The Chinese foreign ministry on Tuesday declined to comment on reports that the two portals had been shut down. A ministry spokeswoman defended China's practice of managing the Internet, saying only that it is a legal and rational policy.

The Chinese government employs tens of thousands of people to monitor Web activity, and a number of Web users have been jailed because of e-mails or postings that authorities found objectionable.

The Communist censors have received help from outside. The U.S. Internet firm Yahoo has come under international criticism for aiding the crackdown by handing over information that led to the jailing of Internet users. The U.S. search engine, Google, has voluntarily blocked access to topics the Chinese authorities deem dangerous.

The government's control over cyberspace is being tested this week by New York Times columnist Nicholas Kristof. He has created new blogs discussing sensitive topics such as the 1989 Tiananmen Square massacre, the imprisonment of a New York Times researcher in Beijing, and he has posted a message challenging President Hu Jintao to disclose details of his personal wealth.
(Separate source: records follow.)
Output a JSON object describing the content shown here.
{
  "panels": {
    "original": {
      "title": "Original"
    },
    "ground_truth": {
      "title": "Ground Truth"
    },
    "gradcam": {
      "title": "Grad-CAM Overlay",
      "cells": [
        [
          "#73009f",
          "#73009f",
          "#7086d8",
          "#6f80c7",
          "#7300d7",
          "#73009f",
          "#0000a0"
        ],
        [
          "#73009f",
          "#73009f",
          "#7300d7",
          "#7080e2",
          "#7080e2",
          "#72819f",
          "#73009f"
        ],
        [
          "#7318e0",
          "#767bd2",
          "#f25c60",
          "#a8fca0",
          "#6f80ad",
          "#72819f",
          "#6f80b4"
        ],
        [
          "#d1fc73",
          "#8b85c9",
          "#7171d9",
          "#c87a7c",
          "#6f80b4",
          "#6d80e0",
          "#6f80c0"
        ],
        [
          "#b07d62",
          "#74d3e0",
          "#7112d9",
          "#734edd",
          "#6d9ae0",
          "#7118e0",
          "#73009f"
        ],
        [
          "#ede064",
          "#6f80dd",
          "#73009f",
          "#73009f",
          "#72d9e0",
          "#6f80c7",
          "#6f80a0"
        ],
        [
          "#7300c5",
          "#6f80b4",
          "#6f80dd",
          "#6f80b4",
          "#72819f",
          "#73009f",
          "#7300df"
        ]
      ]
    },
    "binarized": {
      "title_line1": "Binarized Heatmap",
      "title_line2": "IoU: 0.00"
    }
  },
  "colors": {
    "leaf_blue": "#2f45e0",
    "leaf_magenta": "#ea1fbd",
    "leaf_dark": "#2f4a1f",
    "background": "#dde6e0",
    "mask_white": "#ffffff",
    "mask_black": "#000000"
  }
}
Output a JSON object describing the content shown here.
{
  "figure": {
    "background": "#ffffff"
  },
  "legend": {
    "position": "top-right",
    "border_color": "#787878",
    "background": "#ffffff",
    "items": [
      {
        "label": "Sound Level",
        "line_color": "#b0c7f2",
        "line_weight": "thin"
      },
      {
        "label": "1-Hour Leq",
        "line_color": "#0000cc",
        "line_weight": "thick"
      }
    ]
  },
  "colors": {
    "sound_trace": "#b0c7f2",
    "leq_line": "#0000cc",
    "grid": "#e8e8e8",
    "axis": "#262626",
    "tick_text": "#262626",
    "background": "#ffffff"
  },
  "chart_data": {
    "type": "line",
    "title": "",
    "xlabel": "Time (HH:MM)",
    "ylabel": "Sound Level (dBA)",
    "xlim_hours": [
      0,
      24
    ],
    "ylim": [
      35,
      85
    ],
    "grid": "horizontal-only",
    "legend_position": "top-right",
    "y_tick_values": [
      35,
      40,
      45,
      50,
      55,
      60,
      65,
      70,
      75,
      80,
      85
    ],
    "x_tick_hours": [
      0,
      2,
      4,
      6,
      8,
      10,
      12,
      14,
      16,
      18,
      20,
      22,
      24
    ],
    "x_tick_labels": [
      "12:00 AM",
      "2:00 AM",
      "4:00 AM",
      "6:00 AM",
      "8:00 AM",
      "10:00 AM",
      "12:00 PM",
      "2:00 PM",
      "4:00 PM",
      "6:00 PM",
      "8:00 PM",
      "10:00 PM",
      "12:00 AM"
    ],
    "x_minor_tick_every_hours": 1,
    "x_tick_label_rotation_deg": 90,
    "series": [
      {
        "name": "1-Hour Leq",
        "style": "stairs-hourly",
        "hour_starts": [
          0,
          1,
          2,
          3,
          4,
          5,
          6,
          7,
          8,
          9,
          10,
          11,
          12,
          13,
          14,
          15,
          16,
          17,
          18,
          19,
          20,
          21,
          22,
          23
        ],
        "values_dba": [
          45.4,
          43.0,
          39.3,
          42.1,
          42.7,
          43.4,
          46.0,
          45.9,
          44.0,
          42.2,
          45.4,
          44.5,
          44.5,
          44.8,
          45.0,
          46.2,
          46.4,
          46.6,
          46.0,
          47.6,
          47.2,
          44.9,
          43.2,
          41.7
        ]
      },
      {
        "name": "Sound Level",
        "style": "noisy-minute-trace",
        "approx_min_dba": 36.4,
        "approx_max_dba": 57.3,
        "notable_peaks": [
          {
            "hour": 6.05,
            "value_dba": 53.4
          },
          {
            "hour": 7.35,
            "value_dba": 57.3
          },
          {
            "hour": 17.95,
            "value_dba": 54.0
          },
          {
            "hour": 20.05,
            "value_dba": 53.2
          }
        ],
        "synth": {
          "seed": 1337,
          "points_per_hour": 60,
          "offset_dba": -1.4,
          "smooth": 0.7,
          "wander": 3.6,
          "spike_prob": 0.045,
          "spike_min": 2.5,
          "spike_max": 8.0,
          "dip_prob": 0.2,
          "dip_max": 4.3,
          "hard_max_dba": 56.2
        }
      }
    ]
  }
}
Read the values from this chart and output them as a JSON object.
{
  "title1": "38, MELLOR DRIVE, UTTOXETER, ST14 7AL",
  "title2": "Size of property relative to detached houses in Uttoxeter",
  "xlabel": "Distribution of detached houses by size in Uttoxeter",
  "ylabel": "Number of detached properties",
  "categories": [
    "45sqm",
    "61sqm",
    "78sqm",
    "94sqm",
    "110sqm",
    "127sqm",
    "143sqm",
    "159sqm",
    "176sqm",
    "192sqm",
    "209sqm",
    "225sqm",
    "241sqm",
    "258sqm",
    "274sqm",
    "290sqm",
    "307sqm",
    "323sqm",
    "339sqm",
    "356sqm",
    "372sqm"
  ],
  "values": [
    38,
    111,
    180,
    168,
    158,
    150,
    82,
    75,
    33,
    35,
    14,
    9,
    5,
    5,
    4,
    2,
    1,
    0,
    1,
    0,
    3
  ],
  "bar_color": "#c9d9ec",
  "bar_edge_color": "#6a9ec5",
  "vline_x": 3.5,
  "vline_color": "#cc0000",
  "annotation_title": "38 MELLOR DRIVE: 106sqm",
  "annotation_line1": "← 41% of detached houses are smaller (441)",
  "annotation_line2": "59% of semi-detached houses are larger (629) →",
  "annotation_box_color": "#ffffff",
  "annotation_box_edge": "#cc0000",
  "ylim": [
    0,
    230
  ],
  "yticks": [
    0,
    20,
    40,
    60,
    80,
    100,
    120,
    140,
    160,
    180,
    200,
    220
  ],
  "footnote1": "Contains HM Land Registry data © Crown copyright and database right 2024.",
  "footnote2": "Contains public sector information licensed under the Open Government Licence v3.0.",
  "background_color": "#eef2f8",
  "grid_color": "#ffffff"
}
At least one of the blogs appeared to be blocked in China on Wednesday. However, Kristof writes that - to his astonishment - most of the material has slipped past the censors.

With technology improving and the number of Chinese Internet users surpassing 120 million last year, analysts say Kristoff's experiment is a small indication of how difficult it is becoming for China's government to keep control of the Internet.